You can get high-quality cocktails or other drinks at many of the establishments above, but the Cayman Islands is also home to one of the largest wine stores in the Caribbean, as well as a number of alcohol-producing establishments.
West Indies Wine Company
Located in the town center of Camana Bay, the West Indies Wine Company is the place to go when you’re looking for a good glass of vino. Why? Because they’ve got one of the largest selection in the Caribbean. What’s even better is that WIWC also serves 80 wines by the glass, all of which are on tap for you to pour yourself. Unsure of a glass? Get a small pour. Want to go to town on some Sauv Blanc? You can pour glass after glass to your heart’s content.
Cayman Islands Brewery
The larger of two breweries on the island (the smaller being the 1981 Brewing Company), Cayman Islands Brewery produces beers perfectly suited to the Caymanian climate. You won’t find super hoppy IPAs or double barrel-aged porter-gose hybrids here. Instead, you’ll find good, clean, easy-drinking beer. Why would you want something other than that when you’re sitting on a beach with the tide coming in and the sun slowly crisping your skin? Caybrew, a lager, is the brewery’s flagship, but you can also find an IPA, a mango wheat, a bock, and more available around the islands.
Cayman Spirits Company
If you’re looking to get your fix on local liquors (perhaps to make some Cayman Boilermakers), Cayman Spirits Company is the place to go. While Seven Fathoms and Governor’s Reserve rums are perhaps their most popular products (again, it’s the Caribbean, what would you expect?), CSC also produces a range of other products complement the island lifestyle. A vodka, numerous liqueurs, and even gins are all available at their tasting room.
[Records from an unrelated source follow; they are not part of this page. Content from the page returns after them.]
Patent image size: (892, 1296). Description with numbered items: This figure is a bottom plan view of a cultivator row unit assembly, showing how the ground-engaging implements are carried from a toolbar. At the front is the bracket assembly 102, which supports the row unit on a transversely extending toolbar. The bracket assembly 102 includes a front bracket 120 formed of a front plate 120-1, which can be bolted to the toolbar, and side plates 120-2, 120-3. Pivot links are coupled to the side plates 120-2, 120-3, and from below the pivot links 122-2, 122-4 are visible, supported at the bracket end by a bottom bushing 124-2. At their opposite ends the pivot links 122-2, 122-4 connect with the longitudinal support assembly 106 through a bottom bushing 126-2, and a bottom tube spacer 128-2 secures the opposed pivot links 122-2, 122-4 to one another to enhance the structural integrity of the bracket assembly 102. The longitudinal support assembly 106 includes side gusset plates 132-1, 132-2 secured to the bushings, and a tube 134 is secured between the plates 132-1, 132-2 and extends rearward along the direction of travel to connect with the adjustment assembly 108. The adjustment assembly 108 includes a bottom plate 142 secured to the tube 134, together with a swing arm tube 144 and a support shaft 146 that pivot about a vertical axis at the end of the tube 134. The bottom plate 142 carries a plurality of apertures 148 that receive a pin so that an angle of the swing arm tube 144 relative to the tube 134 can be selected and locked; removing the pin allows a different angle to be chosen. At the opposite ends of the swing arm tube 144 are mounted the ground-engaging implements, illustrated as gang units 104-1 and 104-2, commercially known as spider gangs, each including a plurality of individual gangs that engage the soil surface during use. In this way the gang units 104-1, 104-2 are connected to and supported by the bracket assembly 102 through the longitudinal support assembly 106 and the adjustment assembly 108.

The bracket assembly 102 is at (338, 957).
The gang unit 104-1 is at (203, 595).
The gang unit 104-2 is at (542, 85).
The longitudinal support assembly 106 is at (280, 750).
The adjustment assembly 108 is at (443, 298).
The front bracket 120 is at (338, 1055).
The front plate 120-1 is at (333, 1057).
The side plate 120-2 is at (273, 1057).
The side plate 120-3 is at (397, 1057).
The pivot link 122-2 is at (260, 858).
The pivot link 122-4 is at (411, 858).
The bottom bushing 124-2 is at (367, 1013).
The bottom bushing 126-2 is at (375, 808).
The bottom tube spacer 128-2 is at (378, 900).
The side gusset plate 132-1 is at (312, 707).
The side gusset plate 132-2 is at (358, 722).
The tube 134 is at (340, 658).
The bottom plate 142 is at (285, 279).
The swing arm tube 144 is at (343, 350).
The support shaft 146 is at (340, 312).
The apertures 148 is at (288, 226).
To add to the bustling food and drink scene, Grand Cayman also hosts three major food and drink-related events every year: Cayman Cookout, Taste of Cayman, and Cayman Cocktail Week, which (more or less) bookend the year for culinary Caymanians.
Hosted by famed chef Eric Ripert, Cayman Cookout is the premier culinary event on the island. Every January, chefs, wine and spirits experts, and others in the culinary who’s who gather together for a five-day festival dedicated to celebrating the bounty of talent and good food on the island. If you can think of a famous chef, chances are they are participating this year or have in the past. Anthony Bourdain was a common guest; some key names from the 2019 lineup include Emeril Lagasse and one of the men who seem to single-handedly be helping everyone in need in the world, Jose Andrés. From cooking demonstrations to beach bashes, there is a wide variety of events for participants to engage in.
When: January 16-20, 2019
Taste of Cayman
Occurring less than a week after Cayman Cookout in 2019, Taste of Cayman is a festival that celebrates all things edible and Caymanian. In its 31st year, the festival features local Heavy Cake and mixology competitions, and a wide variety of vendors from around the island. If you’re looking to see what Cayman cuisine is like in a nutshell, this event is it.
When: January 26, 2019
Cayman Cocktail Week
Cayman Cocktail Week is the yin to Cayman Cookout’s yang — this celebration centers of all things sip-worthy. Whether it’s industry legends coming in to do intimate tastings of their spirits, cocktail pairing dinners, or any number of happy hours around the island, the weeklong celebration is a great way to see what’s being shaken and stirred on Grand Cayman. Cayman Cocktail Week also allows you to see what the local chefs are cooking up, as many work with their bar staff to produce special menus throughout the week.